After a lengthy process of “putting things to rights” in 17 states, Zenefits is paying up to US$7 million in penalties. As with other digital health companies penalized for non-compliance, the fast-growing benefits company has discovered the hard truth: compliance should not be an afterthought.
As I wrote about earlier this year, meteoric growth, while very exciting, doesn’t encourage the safest path. Cybersecurity and risk management can too easily take a back seat during initial operational planning when they should be front and center. A risk that looks small at the start can grow as fast as the company.
In the Zenefits case, because compliance was clearly not included in the business model at the beginning, there was no visibility into the very activities (and lack thereof) that have cost them so much. They had no means to track what was going on. A little forward planning could have saved this company a lot of money.
Other start-ups will feel the aftershock.
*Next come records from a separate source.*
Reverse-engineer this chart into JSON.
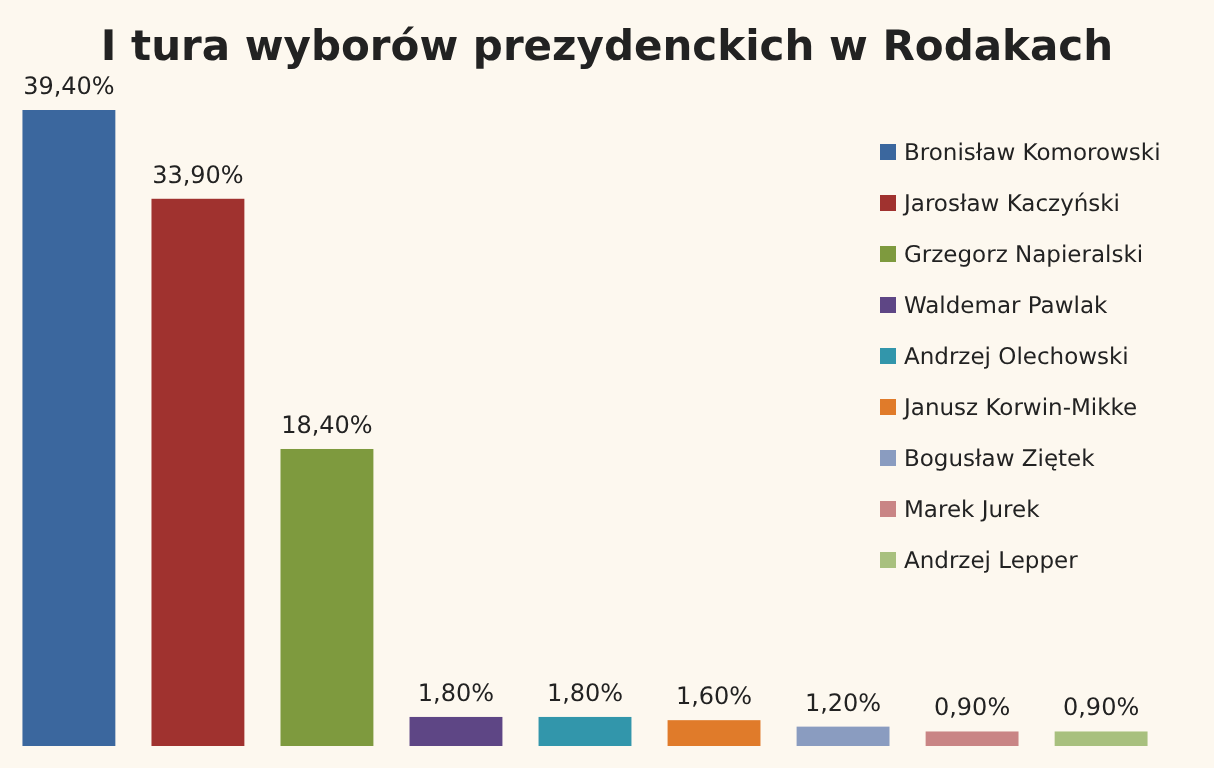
{
  "chart_data": {
    "type": "bar",
    "title": "I tura wyborów prezydenckich w Rodakach",
    "categories": [
      null,
      null,
      null,
      null,
      null,
      null,
      null,
      null,
      null
    ],
    "stacked": true,
    "series": [
      {
        "name": "Bronisław Komorowski",
        "color": "#3b679e",
        "values": [
          39.4,
          null,
          null,
          null,
          null,
          null,
          null,
          null,
          null
        ],
        "value_labels": [
          "39,40%",
          null,
          null,
          null,
          null,
          null,
          null,
          null,
          null
        ]
      },
      {
        "name": "Jarosław Kaczyński",
        "color": "#a0322f",
        "values": [
          null,
          33.9,
          null,
          null,
          null,
          null,
          null,
          null,
          null
        ],
        "value_labels": [
          null,
          "33,90%",
          null,
          null,
          null,
          null,
          null,
          null,
          null
        ]
      },
      {
        "name": "Grzegorz Napieralski",
        "color": "#7e9a3e",
        "values": [
          null,
          null,
          18.4,
          null,
          null,
          null,
          null,
          null,
          null
        ],
        "value_labels": [
          null,
          null,
          "18,40%",
          null,
          null,
          null,
          null,
          null,
          null
        ]
      },
      {
        "name": "Waldemar Pawlak",
        "color": "#5e4685",
        "values": [
          null,
          null,
          null,
          1.8,
          null,
          null,
          null,
          null,
          null
        ],
        "value_labels": [
          null,
          null,
          null,
          "1,80%",
          null,
          null,
          null,
          null,
          null
        ]
      },
      {
        "name": "Andrzej Olechowski",
        "color": "#3296ab",
        "values": [
          null,
          null,
          null,
          null,
          1.8,
          null,
          null,
          null,
          null
        ],
        "value_labels": [
          null,
          null,
          null,
          null,
          "1,80%",
          null,
          null,
          null,
          null
        ]
      },
      {
        "name": "Janusz Korwin-Mikke",
        "color": "#e07b2a",
        "values": [
          null,
          null,
          null,
          null,
          null,
          1.6,
          null,
          null,
          null
        ],
        "value_labels": [
          null,
          null,
          null,
          null,
          null,
          "1,60%",
          null,
          null,
          null
        ]
      },
      {
        "name": "Bogusław Ziętek",
        "color": "#8a9cc0",
        "values": [
          null,
          null,
          null,
          null,
          null,
          null,
          1.2,
          null,
          null
        ],
        "value_labels": [
          null,
          null,
          null,
          null,
          null,
          null,
          "1,20%",
          null,
          null
        ]
      },
      {
        "name": "Marek Jurek",
        "color": "#c98585",
        "values": [
          null,
          null,
          null,
          null,
          null,
          null,
          null,
          0.9,
          null
        ],
        "value_labels": [
          null,
          null,
          null,
          null,
          null,
          null,
          null,
          "0,90%",
          null
        ]
      },
      {
        "name": "Andrzej Lepper",
        "color": "#a8c07e",
        "values": [
          null,
          null,
          null,
          null,
          null,
          null,
          null,
          null,
          0.9
        ],
        "value_labels": [
          null,
          null,
          null,
          null,
          null,
          null,
          null,
          null,
          "0,90%"
        ]
      }
    ],
    "legend": "top right"
  }
}
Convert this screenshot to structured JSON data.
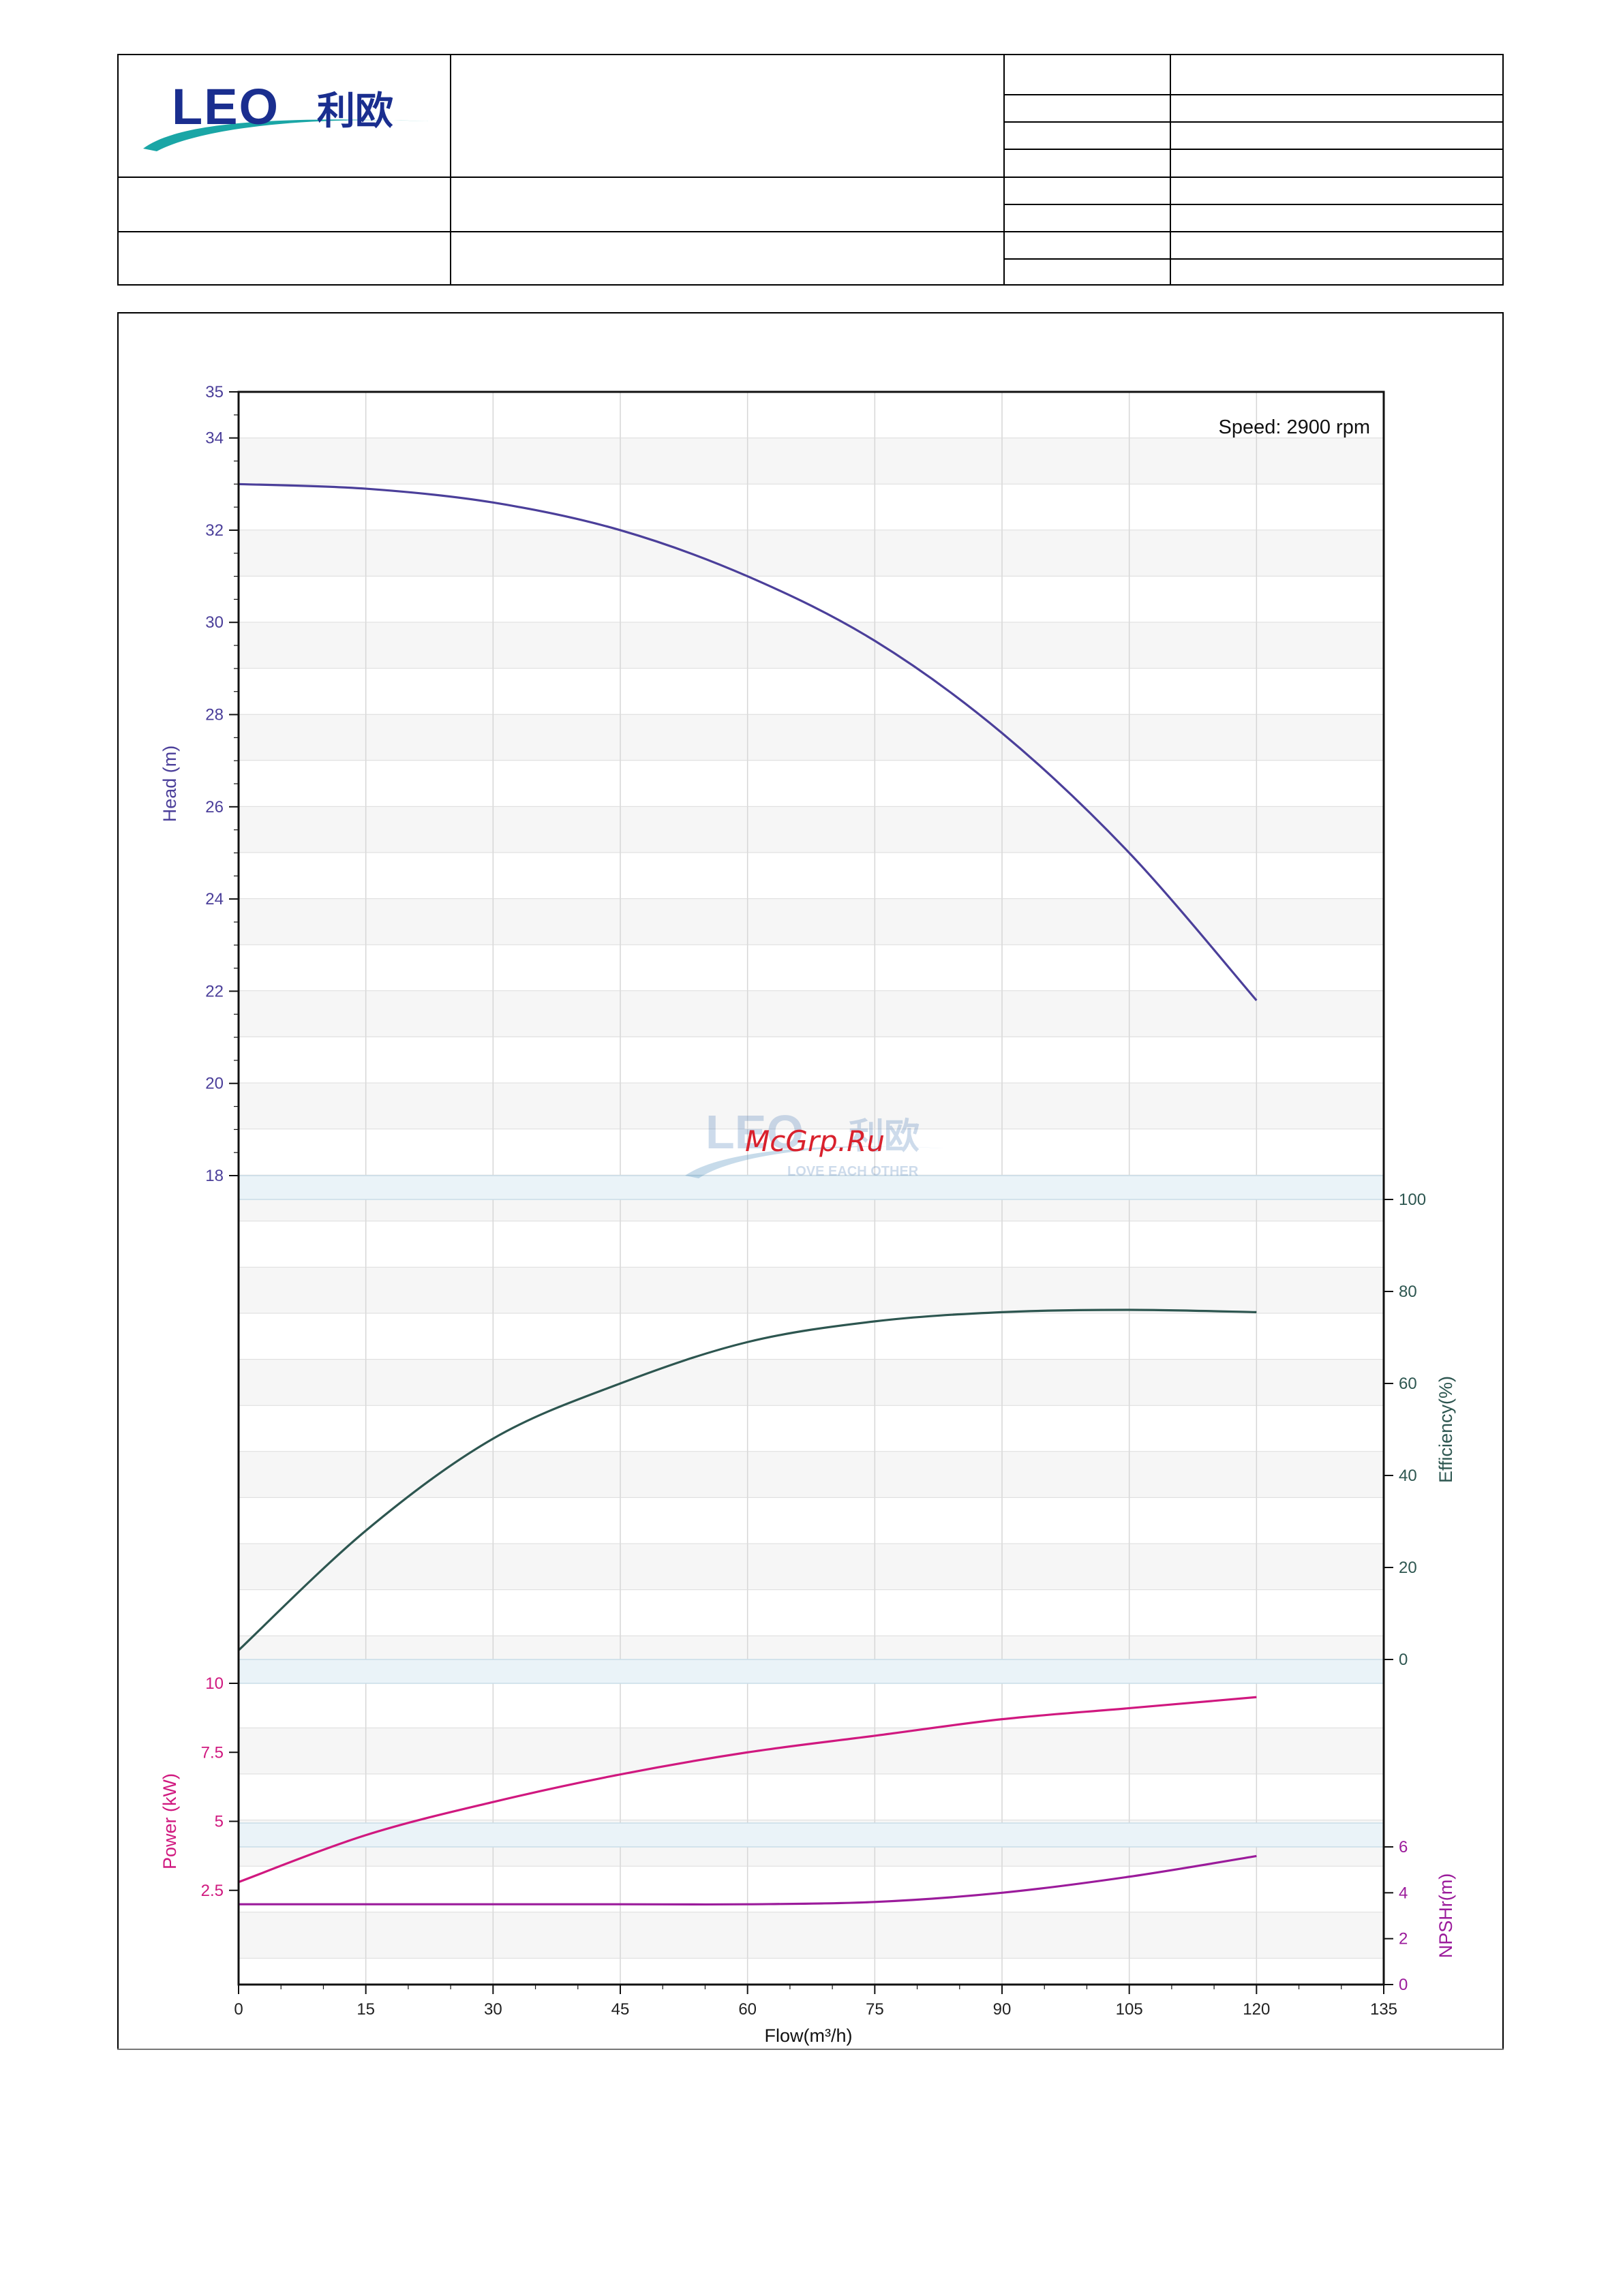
{
  "header": {
    "logo_text": "LEO",
    "logo_cn": "利欧"
  },
  "watermark": {
    "site": "McGrp.Ru",
    "logo_text": "LEO",
    "logo_cn": "利欧",
    "slogan": "LOVE EACH OTHER"
  },
  "colors": {
    "head": "#4b3f9a",
    "efficiency": "#2d5650",
    "power": "#d0187f",
    "npsh": "#9b1b9b",
    "band": "#eaf3f8"
  },
  "chart_data": {
    "type": "line",
    "annotation": "Speed: 2900 rpm",
    "xlabel": "Flow(m³/h)",
    "xlim": [
      0,
      135
    ],
    "xticks": [
      "0",
      "15",
      "30",
      "45",
      "60",
      "75",
      "90",
      "105",
      "120",
      "135"
    ],
    "panels": [
      {
        "name": "head",
        "ylabel": "Head (m)",
        "ylim": [
          18,
          35
        ],
        "yticks": [
          "18",
          "20",
          "22",
          "24",
          "26",
          "28",
          "30",
          "32",
          "34",
          "35"
        ],
        "axis_side": "left",
        "series": [
          {
            "x": [
              0,
              15,
              30,
              45,
              60,
              75,
              90,
              105,
              120
            ],
            "y": [
              33.0,
              32.9,
              32.6,
              32.0,
              31.0,
              29.6,
              27.6,
              25.0,
              21.8
            ]
          }
        ]
      },
      {
        "name": "efficiency",
        "ylabel": "Efficiency(%)",
        "ylim": [
          0,
          100
        ],
        "yticks": [
          "0",
          "20",
          "40",
          "60",
          "80",
          "100"
        ],
        "axis_side": "right",
        "series": [
          {
            "x": [
              0,
              15,
              30,
              45,
              60,
              75,
              90,
              105,
              120
            ],
            "y": [
              2,
              28,
              48,
              60,
              69,
              73.5,
              75.5,
              76,
              75.5
            ]
          }
        ]
      },
      {
        "name": "power",
        "ylabel": "Power (kW)",
        "ylim": [
          0,
          10
        ],
        "yticks": [
          "2.5",
          "5",
          "7.5",
          "10"
        ],
        "axis_side": "left",
        "series": [
          {
            "x": [
              0,
              15,
              30,
              45,
              60,
              75,
              90,
              105,
              120
            ],
            "y": [
              2.8,
              4.5,
              5.7,
              6.7,
              7.5,
              8.1,
              8.7,
              9.1,
              9.5
            ]
          }
        ]
      },
      {
        "name": "npsh",
        "ylabel": "NPSHr(m)",
        "ylim": [
          0,
          6
        ],
        "yticks": [
          "0",
          "2",
          "4",
          "6"
        ],
        "axis_side": "right",
        "series": [
          {
            "x": [
              0,
              15,
              30,
              45,
              60,
              75,
              90,
              105,
              120
            ],
            "y": [
              3.5,
              3.5,
              3.5,
              3.5,
              3.5,
              3.6,
              4.0,
              4.7,
              5.6
            ]
          }
        ]
      }
    ]
  }
}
Investors who previously took a founder/CEO’s word for it that their compliance was in order will likely ask more questions and want proof of a robust compliance program. Vendors need to show that they are taking privacy and information security compliance seriously to even start a business discussion. Security compliance is not just a check in the box, a failure to implement can have real consequences.
The Zenefits lesson is a clear example why organizations must ensure that information security and compliance is a top priority. They should plan for it on day one and ensure they have a way to track progress. This will allow of a culture of compliance to be developed which will make it easier to maintain as the company grows. As Zenefits is realizing, it would have been easier and less expensive to do things correctly right from the start.